Some examples of antibiotics used to treat Rocky Mountain Spotted Fever are minocycline, tetracycline, and doxycycline. In severe cases, your dog may require a blood transfusion or other treatments to support their recovery.
What is the prognosis for dogs with Rocky Mountain Spotted Fever?
The prognosis for MSF is good if it has been identified in your dog and treated early. There tend to be few complications caused by the disease and often a case will result in lifelong immunity for a given dog.
However, Rock Mountain Spotted Fever that has gone undetected and untreated poses significant long-term health risks to your dog. A severe case of this disease can result in long-term bleeding disorders, kidney disease, or vasculitis.

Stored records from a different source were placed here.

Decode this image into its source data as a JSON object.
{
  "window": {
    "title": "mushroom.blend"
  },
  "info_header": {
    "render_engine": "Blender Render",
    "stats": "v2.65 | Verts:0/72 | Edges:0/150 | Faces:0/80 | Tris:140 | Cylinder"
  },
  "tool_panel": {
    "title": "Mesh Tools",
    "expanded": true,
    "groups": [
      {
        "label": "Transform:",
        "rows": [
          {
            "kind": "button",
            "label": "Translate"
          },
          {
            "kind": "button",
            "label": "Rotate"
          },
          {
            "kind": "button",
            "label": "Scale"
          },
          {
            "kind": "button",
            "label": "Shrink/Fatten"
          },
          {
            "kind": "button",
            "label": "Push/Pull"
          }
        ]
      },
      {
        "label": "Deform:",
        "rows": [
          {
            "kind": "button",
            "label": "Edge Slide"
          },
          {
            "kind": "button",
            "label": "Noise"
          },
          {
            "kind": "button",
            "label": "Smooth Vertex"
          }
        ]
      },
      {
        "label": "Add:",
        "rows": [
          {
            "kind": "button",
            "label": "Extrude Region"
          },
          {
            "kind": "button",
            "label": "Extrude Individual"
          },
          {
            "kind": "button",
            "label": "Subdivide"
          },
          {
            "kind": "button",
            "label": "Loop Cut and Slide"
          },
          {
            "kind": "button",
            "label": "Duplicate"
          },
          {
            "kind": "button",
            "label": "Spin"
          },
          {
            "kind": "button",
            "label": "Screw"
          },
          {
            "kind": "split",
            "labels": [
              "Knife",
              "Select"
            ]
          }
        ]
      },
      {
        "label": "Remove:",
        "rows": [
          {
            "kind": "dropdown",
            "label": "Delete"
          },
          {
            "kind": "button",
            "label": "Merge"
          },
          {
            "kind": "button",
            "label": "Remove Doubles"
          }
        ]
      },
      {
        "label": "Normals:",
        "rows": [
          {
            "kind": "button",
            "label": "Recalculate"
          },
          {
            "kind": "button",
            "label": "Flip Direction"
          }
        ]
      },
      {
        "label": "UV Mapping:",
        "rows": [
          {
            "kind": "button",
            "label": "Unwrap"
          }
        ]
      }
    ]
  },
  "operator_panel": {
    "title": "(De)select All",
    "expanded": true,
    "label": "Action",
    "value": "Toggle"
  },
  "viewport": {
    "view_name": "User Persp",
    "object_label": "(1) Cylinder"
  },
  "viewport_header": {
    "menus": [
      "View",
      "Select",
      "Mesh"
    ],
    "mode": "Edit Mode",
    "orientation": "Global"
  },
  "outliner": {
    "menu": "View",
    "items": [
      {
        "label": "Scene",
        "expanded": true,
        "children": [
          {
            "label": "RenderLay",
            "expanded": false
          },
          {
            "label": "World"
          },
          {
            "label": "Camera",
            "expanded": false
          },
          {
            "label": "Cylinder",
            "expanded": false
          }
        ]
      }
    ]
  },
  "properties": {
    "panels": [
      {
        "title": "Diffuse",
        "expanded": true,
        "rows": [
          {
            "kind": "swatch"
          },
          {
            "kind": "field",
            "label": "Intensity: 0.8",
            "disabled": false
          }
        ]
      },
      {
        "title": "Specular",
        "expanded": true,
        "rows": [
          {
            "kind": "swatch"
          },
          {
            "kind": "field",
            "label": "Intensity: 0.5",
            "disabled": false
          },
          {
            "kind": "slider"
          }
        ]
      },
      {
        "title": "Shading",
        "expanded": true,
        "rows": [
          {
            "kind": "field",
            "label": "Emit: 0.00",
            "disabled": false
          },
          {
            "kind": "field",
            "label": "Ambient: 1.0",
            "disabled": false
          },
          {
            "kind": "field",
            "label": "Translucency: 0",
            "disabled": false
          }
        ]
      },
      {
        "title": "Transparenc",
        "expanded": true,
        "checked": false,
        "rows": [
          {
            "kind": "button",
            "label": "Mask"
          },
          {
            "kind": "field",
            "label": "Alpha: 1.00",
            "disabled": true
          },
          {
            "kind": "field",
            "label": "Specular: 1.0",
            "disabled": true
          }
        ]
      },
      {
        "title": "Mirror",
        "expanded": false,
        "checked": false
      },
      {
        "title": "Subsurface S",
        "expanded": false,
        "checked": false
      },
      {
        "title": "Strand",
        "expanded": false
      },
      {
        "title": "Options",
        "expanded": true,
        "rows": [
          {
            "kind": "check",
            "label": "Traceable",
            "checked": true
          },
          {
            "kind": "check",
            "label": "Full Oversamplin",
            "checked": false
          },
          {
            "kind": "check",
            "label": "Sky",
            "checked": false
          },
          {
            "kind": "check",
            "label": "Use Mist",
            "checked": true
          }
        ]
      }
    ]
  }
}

How can I prevent my dog from getting Rocky Mountain Spotted Fever?
The best way to protect your dog against this disease is to limit their activity in tick-friendly and tick-infested areas. This is doubly true through the warmer months of the year.
If your dog has been outside in areas with high tick activity, make sure you inspect their body for these parasites very thoroughly and as soon as possible. The more quickly you are able to remove a tick from your companion, the better the chance that you have avoided infection.
Make sure you are protecting yourself as well. Avoid removing ticks barehanded to prevent your own infection. You can also use a special tool to remove the ticks safely for both you and your dog.
You can also administer preventative medication to your dog year-round. Not only will these medications help prevent Rocky Mountain Spotted Fever, but they will also target a whole host of other tick-borne illnesses.